Logic-gated CRISPR-Cas12a assay with engineered signal amplification for sensitive multiplexed detection of HCC miRNAs.

Rapid, sensitive, and accurate multi-target analysis is of great significance in biomedical detection. Traditional methods, however, often function as a mere "one-pot" collection of individual assays, ignoring the intrinsic relationships among biomarkers.
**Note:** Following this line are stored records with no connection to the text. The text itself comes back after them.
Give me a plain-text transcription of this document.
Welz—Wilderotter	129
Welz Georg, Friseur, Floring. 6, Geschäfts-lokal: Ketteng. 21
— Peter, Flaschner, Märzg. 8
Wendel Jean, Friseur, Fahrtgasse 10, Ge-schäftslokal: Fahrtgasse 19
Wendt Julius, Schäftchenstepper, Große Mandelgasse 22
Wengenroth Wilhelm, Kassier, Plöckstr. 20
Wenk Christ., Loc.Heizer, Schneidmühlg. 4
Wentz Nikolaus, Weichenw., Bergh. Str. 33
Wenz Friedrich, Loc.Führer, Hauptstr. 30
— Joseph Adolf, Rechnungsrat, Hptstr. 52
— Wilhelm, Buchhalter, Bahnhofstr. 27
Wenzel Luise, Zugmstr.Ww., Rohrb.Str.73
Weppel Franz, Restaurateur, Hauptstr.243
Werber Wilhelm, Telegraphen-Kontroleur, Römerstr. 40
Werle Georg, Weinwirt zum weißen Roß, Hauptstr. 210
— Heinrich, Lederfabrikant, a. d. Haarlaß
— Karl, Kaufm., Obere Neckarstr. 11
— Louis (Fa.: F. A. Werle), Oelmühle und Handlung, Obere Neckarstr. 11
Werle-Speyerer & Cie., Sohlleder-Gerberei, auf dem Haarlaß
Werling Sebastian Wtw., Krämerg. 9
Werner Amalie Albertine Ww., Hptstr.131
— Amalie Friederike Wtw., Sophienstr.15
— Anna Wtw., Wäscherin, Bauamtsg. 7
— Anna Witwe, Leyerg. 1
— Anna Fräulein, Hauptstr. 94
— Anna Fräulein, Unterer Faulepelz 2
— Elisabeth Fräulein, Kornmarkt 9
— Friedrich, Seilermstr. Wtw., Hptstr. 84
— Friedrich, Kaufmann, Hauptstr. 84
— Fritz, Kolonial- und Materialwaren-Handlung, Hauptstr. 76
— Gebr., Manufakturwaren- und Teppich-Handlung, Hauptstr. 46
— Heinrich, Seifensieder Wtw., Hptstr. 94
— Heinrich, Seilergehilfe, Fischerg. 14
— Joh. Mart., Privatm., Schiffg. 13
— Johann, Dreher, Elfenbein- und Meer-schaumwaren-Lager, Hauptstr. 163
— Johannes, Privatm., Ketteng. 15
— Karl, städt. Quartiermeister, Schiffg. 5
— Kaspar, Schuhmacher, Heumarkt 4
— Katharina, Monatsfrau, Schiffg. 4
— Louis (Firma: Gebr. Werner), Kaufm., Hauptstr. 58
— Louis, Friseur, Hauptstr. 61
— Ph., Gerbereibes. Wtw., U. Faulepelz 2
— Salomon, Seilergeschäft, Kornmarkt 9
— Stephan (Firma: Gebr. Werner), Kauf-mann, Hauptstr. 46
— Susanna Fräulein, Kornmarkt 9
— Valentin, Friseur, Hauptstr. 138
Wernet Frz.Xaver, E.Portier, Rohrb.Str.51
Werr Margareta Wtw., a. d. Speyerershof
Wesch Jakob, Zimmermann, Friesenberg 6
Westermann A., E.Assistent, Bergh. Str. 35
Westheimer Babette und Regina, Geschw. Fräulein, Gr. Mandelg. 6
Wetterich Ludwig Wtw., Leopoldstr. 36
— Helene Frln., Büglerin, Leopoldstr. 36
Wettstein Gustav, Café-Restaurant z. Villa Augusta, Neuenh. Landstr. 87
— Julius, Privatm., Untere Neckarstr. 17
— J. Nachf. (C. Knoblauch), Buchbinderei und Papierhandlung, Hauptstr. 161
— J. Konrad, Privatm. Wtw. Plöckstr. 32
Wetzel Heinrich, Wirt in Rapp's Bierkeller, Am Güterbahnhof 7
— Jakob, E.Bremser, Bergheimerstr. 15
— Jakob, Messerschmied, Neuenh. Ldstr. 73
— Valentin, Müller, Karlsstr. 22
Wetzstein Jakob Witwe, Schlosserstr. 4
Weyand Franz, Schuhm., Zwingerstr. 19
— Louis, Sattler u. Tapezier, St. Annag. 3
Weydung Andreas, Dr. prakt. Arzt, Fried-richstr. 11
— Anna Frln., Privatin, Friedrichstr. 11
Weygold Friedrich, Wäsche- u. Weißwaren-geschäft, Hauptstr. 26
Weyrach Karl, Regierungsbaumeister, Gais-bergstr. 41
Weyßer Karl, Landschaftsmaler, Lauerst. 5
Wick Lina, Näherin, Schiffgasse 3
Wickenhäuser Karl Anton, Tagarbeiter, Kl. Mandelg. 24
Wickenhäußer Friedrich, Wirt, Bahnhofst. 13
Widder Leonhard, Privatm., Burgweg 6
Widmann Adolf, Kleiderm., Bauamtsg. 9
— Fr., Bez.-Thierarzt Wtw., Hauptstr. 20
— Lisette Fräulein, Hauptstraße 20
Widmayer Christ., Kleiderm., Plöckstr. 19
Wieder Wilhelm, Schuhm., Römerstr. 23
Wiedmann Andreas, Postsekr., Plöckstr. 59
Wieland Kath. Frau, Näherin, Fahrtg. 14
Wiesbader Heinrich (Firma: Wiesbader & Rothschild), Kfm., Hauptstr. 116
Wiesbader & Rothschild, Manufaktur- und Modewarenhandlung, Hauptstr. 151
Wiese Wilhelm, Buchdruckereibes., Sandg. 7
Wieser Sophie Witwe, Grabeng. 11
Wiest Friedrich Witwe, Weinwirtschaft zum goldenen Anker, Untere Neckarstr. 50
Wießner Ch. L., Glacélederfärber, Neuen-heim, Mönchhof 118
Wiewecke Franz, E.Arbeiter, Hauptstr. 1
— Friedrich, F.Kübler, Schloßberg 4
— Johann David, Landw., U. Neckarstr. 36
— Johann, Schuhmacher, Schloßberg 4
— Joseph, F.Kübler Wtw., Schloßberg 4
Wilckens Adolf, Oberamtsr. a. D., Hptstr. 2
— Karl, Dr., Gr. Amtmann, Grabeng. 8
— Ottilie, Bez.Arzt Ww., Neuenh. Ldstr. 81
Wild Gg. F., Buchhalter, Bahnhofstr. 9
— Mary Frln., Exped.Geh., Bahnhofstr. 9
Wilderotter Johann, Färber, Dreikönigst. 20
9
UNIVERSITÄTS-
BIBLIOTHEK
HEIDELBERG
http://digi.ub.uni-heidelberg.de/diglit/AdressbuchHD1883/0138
To address this, we established a novel biosensing platform that integrates circle-to-circle AND logic gate circuit with an engineered CRISPR-Cas system for the early screening of hepatocellular carcinoma. In this design, the logic gate processes multiple miRNA inputs (e.g., miRNA 122 and miRNA 223), and only upon co-recognition, generates a unified DNA output. This output then directly activates a CRISPR-Cas12a system, which has been enhanced by a multi-legged crRNA assembled on a DNA tetrahedra and a cube-based framework probe to enhance the trans-cleavage activity and reaction kinetics. This integration converts complex multi-target recognition into a single, amplified detection signal, minimizing systemic interference. Under optimal conditions, the method achieved detection limits as low as 78.88 fM for miRNA 122 and 65.26 fM for miRNA 223, with serum recovery rates of 89.66 %-108.08 %. Clinical validation using 36 samples showed that excellent correlation with RT-qPCR (all R > 0.98) and areas under the ROC curves of 0.8514 and 0.9244, effectively distinguishing liver cancer patients from healthy individuals. Combining high sensitivity, specificity, and clinical applicability, this strategy provides a universal platform for logic-operated multiple biomarkers analysis. Looking forward, integration with microfluidic systems could enable automated, high-throughput testing, further enhancing its utility in point-of-care diagnostics. This approach holds great promise not only for early hepatocellular carcinoma screening but also, with adaptation of the input logic, for the detection of a broad spectrum of cancers and other diseases.